VwGH zur Erwerberhaftung: Haftungsinanspruchnahme ohne vorgängige Erlassung eines Sachbescheides zulässig

Tax News 10/2022

Verfahrensrecht

Kletterer

Im konkreten Fall ging es um die Frage, ob die Haftungsinanspruchnahme eines Unternehmenskäufers für eine Umsatzsteuerschuld des Verkäufers ohne vorhergehende Erlassung eines Umsatzsteuerbescheids zulässig war (Erwerberhaftung, § 14 BAO). Nach der Rsp des VwGH setzt die Geltendmachung einer abgabenrechtlichen Haftung zwar das Bestehen einer Abgabenschuld voraus, nicht jedoch die bescheidmäßige Geltendmachung dieser Schuld dem Abgabenschuldner gegenüber. Ein Rechtsschutzdefizit besteht in solchen Fällen nicht, weil der Haftungspflichtige im Haftungsverfahren Einwendungen gegen den nicht festgesetzten Abgabenanspruch erheben kann; vorausgesetzt das Finanzamt hat dem Haftungspflichtigen die konkrete Abgabenschuld dem Grunde und der Höhe zur Kenntnis gebracht (VwGH 05.04.2022, Ra 2020/13/0035).
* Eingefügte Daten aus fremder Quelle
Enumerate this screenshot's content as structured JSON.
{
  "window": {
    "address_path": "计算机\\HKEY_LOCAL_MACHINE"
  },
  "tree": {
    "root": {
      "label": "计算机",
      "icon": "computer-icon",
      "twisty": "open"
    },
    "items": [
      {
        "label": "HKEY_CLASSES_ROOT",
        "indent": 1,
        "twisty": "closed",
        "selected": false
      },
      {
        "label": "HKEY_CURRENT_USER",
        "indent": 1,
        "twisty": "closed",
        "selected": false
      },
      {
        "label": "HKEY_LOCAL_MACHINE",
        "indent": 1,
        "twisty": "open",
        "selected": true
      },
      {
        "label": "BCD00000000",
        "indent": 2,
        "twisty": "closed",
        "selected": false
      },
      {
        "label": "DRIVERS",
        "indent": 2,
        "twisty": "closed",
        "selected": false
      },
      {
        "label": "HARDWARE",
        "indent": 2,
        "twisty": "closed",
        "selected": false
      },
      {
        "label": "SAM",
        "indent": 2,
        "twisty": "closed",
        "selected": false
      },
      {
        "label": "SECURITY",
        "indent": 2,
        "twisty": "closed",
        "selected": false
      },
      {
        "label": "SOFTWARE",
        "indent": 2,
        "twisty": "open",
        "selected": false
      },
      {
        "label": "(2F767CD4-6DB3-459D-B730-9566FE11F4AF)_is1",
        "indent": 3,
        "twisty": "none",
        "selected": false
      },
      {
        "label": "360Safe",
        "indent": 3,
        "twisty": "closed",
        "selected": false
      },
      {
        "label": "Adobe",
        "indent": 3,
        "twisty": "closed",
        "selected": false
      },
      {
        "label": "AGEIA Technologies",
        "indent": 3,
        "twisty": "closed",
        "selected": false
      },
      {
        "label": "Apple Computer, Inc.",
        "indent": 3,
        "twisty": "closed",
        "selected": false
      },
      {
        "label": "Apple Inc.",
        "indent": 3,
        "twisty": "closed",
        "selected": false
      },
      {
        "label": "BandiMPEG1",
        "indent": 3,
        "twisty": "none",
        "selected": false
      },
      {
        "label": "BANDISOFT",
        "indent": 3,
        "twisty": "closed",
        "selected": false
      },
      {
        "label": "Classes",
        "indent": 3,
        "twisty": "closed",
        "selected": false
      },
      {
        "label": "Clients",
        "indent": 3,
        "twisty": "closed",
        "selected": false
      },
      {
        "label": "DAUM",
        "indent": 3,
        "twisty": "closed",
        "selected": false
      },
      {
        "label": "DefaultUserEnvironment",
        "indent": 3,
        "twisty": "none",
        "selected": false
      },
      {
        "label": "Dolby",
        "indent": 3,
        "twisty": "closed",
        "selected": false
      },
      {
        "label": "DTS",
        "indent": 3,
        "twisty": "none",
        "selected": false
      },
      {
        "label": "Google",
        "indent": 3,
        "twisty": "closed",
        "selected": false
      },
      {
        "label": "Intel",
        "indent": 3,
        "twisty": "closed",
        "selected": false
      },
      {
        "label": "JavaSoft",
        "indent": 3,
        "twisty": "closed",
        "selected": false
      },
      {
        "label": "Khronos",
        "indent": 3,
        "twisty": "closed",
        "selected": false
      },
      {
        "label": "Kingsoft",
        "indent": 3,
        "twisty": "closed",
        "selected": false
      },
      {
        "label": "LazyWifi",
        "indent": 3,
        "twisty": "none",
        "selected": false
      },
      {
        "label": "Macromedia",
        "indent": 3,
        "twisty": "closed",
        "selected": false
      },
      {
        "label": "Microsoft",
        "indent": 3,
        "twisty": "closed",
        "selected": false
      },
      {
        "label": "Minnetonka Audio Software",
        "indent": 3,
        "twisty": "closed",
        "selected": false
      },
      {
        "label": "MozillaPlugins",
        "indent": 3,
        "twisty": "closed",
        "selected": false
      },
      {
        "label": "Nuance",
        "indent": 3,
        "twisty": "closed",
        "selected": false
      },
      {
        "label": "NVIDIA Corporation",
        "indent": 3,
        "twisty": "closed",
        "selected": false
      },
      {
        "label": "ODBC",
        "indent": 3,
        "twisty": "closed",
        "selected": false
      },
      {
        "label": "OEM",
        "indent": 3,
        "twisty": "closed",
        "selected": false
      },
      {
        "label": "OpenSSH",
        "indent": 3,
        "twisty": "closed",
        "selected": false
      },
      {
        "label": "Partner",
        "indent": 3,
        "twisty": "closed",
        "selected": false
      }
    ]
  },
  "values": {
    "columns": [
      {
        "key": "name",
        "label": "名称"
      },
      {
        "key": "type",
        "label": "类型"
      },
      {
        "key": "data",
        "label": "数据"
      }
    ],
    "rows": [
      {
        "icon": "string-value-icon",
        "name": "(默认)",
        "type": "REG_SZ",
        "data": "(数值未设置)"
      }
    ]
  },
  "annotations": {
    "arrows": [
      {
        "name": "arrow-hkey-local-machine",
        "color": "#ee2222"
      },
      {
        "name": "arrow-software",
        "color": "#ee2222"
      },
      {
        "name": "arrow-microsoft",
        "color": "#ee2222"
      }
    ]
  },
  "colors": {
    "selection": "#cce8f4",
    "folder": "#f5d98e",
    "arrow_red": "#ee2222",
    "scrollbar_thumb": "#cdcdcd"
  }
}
1. Sachverhalt: Haftungsinanspruchnahme ohne vorangegangenen Abgabenbescheid

Die Käuferin eines Unternehmens wurde vom Finanzamt für eine von der Verkäuferin nicht entrichtete Umsatzsteuer zur Haftung herangezogen (Erwerberhaftung nach § 14 BAO). Die bescheidmäßige Abgabenfestsetzung gegenüber der Verkäuferin war unterblieben, weil der Geschäftsführer der Verkäuferin vom Finanzamt nicht mehr aufgefunden werden konnte. Im Haftungsbescheid begründete das Finanzamt ausführlich, worauf die Haftung gründete und welcher Abgabenanspruch dieser zugrunde lag (Erwerberhaftung für Umsatzsteuer).

Gegen den Haftungsbescheid erhob die Käuferin Beschwerde, weil sie im Zeitpunkt der Übereignung weder wusste noch hätte wissen können, dass die Umsatzsteuer aus dem Unternehmensverkauf von der Verkäuferin nicht entrichtet werde. Zudem sei die Haftungsinanspruchnahme ermessenswidrig erfolgt.

2. BFG: Sachbescheid notwendig für Haftungsinanspruchnahme

Nach Ansicht des Bundesfinanzgerichtes (BFG) sei es der Käuferin – mangels bescheidmäßiger Festsetzung der Umsatzsteuer gegenüber der Verkäuferin – nicht möglich gewesen gegen den Abgabenbescheid mit Beschwerde vorzugehen. Sofern die Möglichkeit der Erlassung eines Abgabenbescheides an den Abgabenschuldner bestehe, habe das Finanzamt einen solchen zu erlassen und diesen der Haftungspflichtigen im Haftungsverfahren bekanntzugeben. Der Abgabenbescheid bilde die unabdingbare Basis der Haftungsinanspruchnahme.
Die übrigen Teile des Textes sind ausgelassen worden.